El monje forastero se acercó, como confesó después, francamente atemorizado. Era ya tarde. El padre Theraponte estaba sentado en un banco que había a la puerta del pabellón. Un olmo viejo y enorme movía suavemente sus ramas sobre la cabeza del anciano. Se notaba el fresco del atardecer. El visitante se arrodilló ante su colega y le pidió su bendición.
–Levántate —dijo el padre Theraponte— si no quieres que me arrodille yo también ante ti.
El monje se levantó.
–Siéntate aquí, hermano que recibes y las bendiciones. ¿De dónde vienes?

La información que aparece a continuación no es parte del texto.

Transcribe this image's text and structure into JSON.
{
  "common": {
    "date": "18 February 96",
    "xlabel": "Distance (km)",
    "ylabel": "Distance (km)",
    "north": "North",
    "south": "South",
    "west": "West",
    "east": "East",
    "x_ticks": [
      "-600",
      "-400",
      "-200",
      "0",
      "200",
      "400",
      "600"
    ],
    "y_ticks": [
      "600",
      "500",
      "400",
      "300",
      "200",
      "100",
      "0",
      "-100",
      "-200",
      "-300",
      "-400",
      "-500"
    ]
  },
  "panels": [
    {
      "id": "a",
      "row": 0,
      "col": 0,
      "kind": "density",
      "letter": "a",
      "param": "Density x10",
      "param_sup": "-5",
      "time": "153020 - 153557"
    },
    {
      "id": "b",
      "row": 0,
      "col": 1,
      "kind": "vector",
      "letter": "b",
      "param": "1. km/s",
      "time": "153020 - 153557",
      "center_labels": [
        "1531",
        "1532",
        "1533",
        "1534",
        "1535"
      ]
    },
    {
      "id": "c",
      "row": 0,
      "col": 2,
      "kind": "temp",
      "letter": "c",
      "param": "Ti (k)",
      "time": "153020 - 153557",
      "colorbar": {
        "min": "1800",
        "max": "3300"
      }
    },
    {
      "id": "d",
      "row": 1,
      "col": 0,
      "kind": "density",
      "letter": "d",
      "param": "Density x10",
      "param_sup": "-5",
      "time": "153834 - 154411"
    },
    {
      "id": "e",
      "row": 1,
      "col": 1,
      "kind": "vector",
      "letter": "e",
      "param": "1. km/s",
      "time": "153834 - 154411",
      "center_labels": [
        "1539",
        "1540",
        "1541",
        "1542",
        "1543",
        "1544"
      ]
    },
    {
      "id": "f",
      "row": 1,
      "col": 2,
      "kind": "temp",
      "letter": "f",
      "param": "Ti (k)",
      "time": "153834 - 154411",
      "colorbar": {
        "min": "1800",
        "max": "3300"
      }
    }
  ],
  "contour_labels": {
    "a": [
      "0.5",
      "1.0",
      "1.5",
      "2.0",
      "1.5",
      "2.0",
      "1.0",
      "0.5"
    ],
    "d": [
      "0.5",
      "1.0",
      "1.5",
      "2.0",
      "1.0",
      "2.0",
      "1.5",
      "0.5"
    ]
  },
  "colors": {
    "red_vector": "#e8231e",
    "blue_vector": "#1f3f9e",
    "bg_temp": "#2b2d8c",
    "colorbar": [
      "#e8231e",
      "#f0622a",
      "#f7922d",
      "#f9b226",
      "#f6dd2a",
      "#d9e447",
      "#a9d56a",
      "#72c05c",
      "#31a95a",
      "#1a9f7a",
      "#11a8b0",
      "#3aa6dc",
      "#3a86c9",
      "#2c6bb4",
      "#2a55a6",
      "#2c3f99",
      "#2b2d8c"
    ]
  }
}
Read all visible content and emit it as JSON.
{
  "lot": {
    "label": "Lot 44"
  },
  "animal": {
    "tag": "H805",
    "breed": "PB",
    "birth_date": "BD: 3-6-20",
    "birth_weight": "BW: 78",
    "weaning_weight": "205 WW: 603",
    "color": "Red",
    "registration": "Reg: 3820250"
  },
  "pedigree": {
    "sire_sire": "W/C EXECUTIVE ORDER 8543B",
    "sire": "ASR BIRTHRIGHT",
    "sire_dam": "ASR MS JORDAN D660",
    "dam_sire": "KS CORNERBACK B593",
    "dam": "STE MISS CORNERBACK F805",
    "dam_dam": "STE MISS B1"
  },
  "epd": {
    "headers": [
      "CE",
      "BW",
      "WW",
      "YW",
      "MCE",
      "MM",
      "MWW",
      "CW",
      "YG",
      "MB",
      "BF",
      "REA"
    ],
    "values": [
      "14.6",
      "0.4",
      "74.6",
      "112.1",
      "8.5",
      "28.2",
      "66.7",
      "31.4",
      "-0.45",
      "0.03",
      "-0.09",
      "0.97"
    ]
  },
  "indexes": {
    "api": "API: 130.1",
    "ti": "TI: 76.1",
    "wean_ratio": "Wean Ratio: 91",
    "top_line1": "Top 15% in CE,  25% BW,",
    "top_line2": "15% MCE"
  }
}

Lo que más sorprendió al forastero fue que el padre Theraponte, pese a su avanzada edad y a sus prolongados ayunos, tenía el aspecto de un viejo vigoroso de aventajada estatura y de complexión atlética. Su rostro, aunque demacrado, se conservaba fresco; tenía la barba y el cabello frondosos y todavía negros en algunos puntos; sus ojos eran grandes, salientes, de un azul luminoso. Hablaba acentuando con fuerza la letra «o». Su indumentaria consistía en un blusón rojizo de burdo paño, semejante al de los presos, con un trozo de cuerda a guisa de cinturón. Llevaba el cuello y el escote desnudos. Bajo el blusón se veía una camisa gruesa, casi negra, que no se había quitado desde hacia meses. Se decía que llevaba sobre su cuerpo treinta libras de cadenas. Calzaba unos zapatos destrozados.
–Vengo de San Silvestre, el pequeño monasterio de Obdorsk —repuso humildemente el visitante observando al asceta con sus ojos vivos y llenos de curiosidad, aunque algo inquieto.